After the September 11 attacks, the refugee program shut down completely for three months as security procedures were totally overhauled. Even more disconcerting to refugee advocates, however, were the numbers of admissions once the program resumed.

The 27,000 refugees who made it to America in fiscal year 2002 represent the lowest number in the history of the refugee program. When the figure barely rose in 2003, this time without the three-month hiatus of 2002, observers wondered if the administration had given up on the program.

“There was a real fear that this program was going to be cut, which would be at variance with the history and the values of the United States,” said Roberta Cohen, a senior fellow at the Brookings Institution who studies refugee issues.

Refugee advocacy groups were unanimous in commending the administration for not responding to the low admissions levels of recent years by further lowering the refugee quota. But they remain concerned about whether the government will do any better at meeting its goals this year.

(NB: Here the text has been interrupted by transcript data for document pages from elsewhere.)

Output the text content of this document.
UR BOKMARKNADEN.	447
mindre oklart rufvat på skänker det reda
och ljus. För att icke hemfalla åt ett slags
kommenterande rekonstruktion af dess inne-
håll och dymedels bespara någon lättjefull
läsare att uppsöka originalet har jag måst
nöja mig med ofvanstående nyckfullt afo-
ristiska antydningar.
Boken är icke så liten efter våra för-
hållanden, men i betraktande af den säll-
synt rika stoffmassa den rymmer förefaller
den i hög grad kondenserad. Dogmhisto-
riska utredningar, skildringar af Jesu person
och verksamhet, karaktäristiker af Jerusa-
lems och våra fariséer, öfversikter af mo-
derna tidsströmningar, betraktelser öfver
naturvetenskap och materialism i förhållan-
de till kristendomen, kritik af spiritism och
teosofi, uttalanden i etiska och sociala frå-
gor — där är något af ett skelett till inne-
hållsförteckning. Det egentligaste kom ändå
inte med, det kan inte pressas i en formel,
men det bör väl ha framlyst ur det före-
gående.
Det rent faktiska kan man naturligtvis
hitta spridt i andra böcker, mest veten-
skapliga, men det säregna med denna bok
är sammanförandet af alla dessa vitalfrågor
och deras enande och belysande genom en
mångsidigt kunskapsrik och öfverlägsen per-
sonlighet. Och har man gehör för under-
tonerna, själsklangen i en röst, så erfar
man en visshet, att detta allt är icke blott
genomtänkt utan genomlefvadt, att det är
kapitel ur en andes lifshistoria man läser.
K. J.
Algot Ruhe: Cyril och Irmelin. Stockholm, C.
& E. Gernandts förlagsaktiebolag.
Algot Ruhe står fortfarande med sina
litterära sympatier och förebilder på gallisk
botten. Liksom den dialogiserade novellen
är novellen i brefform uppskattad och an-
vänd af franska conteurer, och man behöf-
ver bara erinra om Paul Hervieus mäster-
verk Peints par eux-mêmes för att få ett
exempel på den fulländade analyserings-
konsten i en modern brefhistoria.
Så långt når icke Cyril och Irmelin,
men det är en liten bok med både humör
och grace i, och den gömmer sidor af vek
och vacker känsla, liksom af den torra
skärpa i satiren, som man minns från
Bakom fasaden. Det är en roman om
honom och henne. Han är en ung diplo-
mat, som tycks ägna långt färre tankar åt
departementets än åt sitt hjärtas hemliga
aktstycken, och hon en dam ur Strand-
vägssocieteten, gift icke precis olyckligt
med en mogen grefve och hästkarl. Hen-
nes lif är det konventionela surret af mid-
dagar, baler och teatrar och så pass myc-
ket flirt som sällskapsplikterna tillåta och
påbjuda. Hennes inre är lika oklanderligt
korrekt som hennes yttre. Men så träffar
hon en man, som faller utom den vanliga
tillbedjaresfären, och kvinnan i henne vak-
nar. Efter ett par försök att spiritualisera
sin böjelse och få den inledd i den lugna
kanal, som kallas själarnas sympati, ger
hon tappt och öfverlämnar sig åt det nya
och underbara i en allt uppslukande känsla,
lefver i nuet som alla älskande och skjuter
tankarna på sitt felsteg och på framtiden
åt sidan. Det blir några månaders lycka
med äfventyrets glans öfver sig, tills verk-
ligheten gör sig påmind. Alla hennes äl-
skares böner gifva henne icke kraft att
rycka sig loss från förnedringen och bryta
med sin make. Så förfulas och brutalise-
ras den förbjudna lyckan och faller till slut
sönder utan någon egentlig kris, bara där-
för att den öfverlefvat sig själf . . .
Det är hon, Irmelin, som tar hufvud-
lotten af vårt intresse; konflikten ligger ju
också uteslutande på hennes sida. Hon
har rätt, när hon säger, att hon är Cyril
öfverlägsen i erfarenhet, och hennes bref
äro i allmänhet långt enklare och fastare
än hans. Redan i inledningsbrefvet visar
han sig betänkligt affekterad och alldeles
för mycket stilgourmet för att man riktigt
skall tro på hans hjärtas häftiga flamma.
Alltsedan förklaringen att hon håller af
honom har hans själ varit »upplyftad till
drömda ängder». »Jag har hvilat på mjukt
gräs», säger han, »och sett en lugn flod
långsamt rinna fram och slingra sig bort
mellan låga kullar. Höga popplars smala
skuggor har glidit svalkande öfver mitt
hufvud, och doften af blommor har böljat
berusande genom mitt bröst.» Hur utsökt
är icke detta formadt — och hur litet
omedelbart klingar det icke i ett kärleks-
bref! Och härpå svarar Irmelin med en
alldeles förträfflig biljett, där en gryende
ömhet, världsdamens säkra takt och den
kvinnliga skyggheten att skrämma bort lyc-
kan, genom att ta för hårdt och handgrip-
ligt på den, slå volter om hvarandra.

The primary obstacle to filling all the allocated refugee slots has been the increased security checks required since the September 11 terrorist attacks. A review process that used to take a few weeks now takes months, particularly for refugees coming from countries with significant Muslim populations, including Russia and Iran. In addition, the threat of terrorism has prevented American representatives from even reaching the processing centers for interviews.

An even more entrenched problem, however, is the limited number of refugee populations that the United States even considers for resettlement.

Because the program was designed during the Cold War, the two main eligible categories of refugees apply only to individuals or members of minority groups from approximately a dozen countries (including Jews from Iran and the former Soviet Union). The third category is refugees referred by the United Nations High Commissioner for Refugees, but as they have to be referred to American authorities on an individual basis, the number of refugees who can avail themselves of this category is limited.

“The refugees in need have changed,” said Hiram Ruiz, director of communications at the U.S. Committee for Refugees, “but the system put in place to respond to the original needs has not changed.”

The State Department, which administers the program, has said it is committed to making the necessary changes. “We’ve been disappointed by the past two years,” a State Department official told the Forward. “We’ve had to systematically examine our program.”

Refugee advocates, however, say that continually examining the problems without corresponding action will not change anything.

“There has to be a will to solve problems, and not just a will to raise problems,” said HIAS’s Washington representative, Gideon Aronoff. “When they want to solve problems and move these vulnerable people, they are able to.”